The mandatory training is meant to help prevent faculty serving on the committees from making decisions about applicants based on their preconceptions about others’ race, gender, or identity.

Haco Hoang, chair of the Political Science Department, has participated in these trainings as both a member and a chair and found them very beneficial for the committees in writing the initial job applications and reviewing responses–which, Hoang said, is where the training matters most.

“I used to hear people say things like, well, are they a CLU fit? And I always ask like what does that mean, like fit?” Hoang said in a Zoom interview.
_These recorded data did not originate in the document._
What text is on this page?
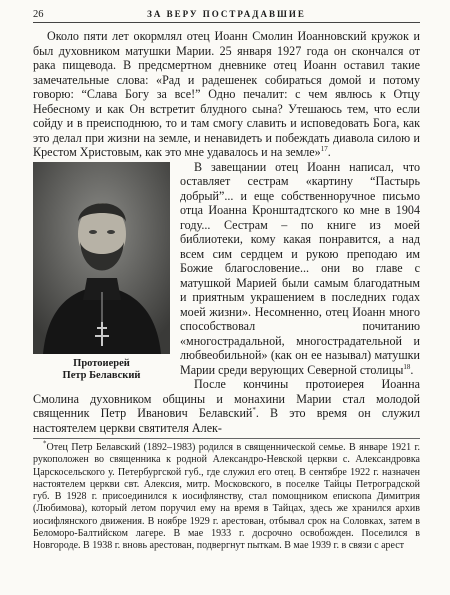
26	ЗА ВЕРУ ПОСТРАДАВШИЕ

Около пяти лет окормлял отец Иоанн Смолин Иоанновский кружок и был духовником матушки Марии. 25 января 1927 года он скончался от рака пищевода. В предсмертном дневнике отец Иоанн оставил такие замечательные слова: «Рад и радешенек собираться домой и потому говорю: “Слава Богу за все!” Одно печалит: с чем явлюсь к Отцу Небесному и как Он встретит блудного сына? Утешаюсь тем, что если сойду и в преисподнюю, то и там смогу славить и исповедовать Бога, как это делал при жизни на земле, и ненавидеть и побеждать диавола силою и Крестом Христовым, как это мне удавалось и на земле»$^{17}$.

Протоиерей
Петр Белавский

В завещании отец Иоанн написал, что оставляет сестрам «картину “Пастырь добрый”... и еще собственноручное письмо отца Иоанна Кронштадтского ко мне в 1904 году... Сестрам – по книге из моей библиотеки, кому какая понравится, а над всем сим сердцем и рукою преподаю им Божие благословение... они во главе с матушкой Марией были самым благодатным и приятным украшением в последних годах моей жизни». Несомненно, отец Иоанн много способствовал почитанию «многострадальной, многострадательной и любвеобильной» (как он ее называл) матушки Марии среди верующих Северной столицы$^{18}$.

После кончины протоиерея Иоанна Смолина духовником общины и монахини Марии стал молодой священник Петр Иванович Белавский*. В это время он служил настоятелем церкви святителя Алек-

*Отец Петр Белавский (1892–1983) родился в священнической семье. В январе 1921 г. рукоположен во священника к родной Александро-Невской церкви с. Александровка Царскосельского у. Петербургской губ., где служил его отец. В сентябре 1922 г. назначен настоятелем церкви свт. Алексия, митр. Московского, в поселке Тайцы Петроградской губ. В 1928 г. присоединился к иосифлянству, стал помощником епископа Димитрия (Любимова), который летом поручил ему на время в Тайцах, здесь же хранился архив иосифлянского движения. В ноябре 1929 г. арестован, отбывал срок на Соловках, затем в Беломоро-Балтийском лагере. В мае 1933 г. досрочно освобожден. Поселился в Новгороде. В 1938 г. вновь арестован, подвергнут пыткам. В мае 1939 г. в связи с арест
She said she found that statement to be a subtle way “for people to say you didn’t look or act like a certain [way]” and to question if the applicant was “Lutheran enough, were [they] white enough?” she said.

When she serves as the chair of the committee, she said she required applicants to submit a diversity statement along with their application.

“It’s not enough just to say, hey, we want People of Color,” Hoang said. “We actually have to make an effort to signal to people we’re looking for … [diverse] candidates.”

In her time as search committee chair, she said she wanted to make it clear to other staff that diversity was not simply an extra qualification for the new hire, but a trait to prioritize.

“We’re an HSI now, we’re a McNair institution now, we are in Southern California … understanding diversity and knowing how to advise and work in a diverse environment and advise diverse students and interact with diverse populations is not just a preferable skillset, it’s a requirement,” Hoang said.

Wigginton, who served on two search committees during the 2019 fall semester, said she did not attend the training that semester but recalled from previous experience that the training sessions were helpful in the multiple stages of the hiring process.

She did not attend the training last semester due to schedule conflicts but was still offered a spot, which she attributes to her history on search committees in the “fairly recent past” and her involvement in the training of equity advocates.

“I used to hear people say things like, well, are they a CLU fit? And I always ask like what does that mean, like fit?” Hoang said she found that statement to be a subtle way “for people to say you didn’t look or act like a certain [way]” and to question if the applicant was “Lutheran enough, were [they] white enough?””

— Haco Hoang, Chair, Political Science Department

The past trainings offered tips regarding “how you would write the job ad and certain language that you could include in your ad that would signal that the search was [considering] issues of equity and inclusion,” Wigginton said.

The session also included information regarding where the job listing should be posted to reach diverse and minority candidates to form an assorted pool to choose from.

Wigginton said placement can make clear to possible applicants that Cal Lutheran wants people from diverse backgrounds and communities to apply.

“They might be able to find it, for example, in The Chronicle for Higher Education but if they find it in an association dedicated to like Hispanic scholars, African-American scholars, or Asian-Pacific Island scholars” then that “[sends] the message that we know these outlets exist and we want to reach out to these populations in particular,” Wigginton said.

These trainings are part of the school’s effort “to improve campus climate” and shift away from a “status quo perspective,” according to the report filed to the WASC Senior College and University Commission in December 2019.

This article was updated Oct. 5 at 7:10 p.m. to reflect that Jessica Lavariega Monforti’s last name includes both names. An earlier version of the article referred to Lavariega Monforti as Monforti.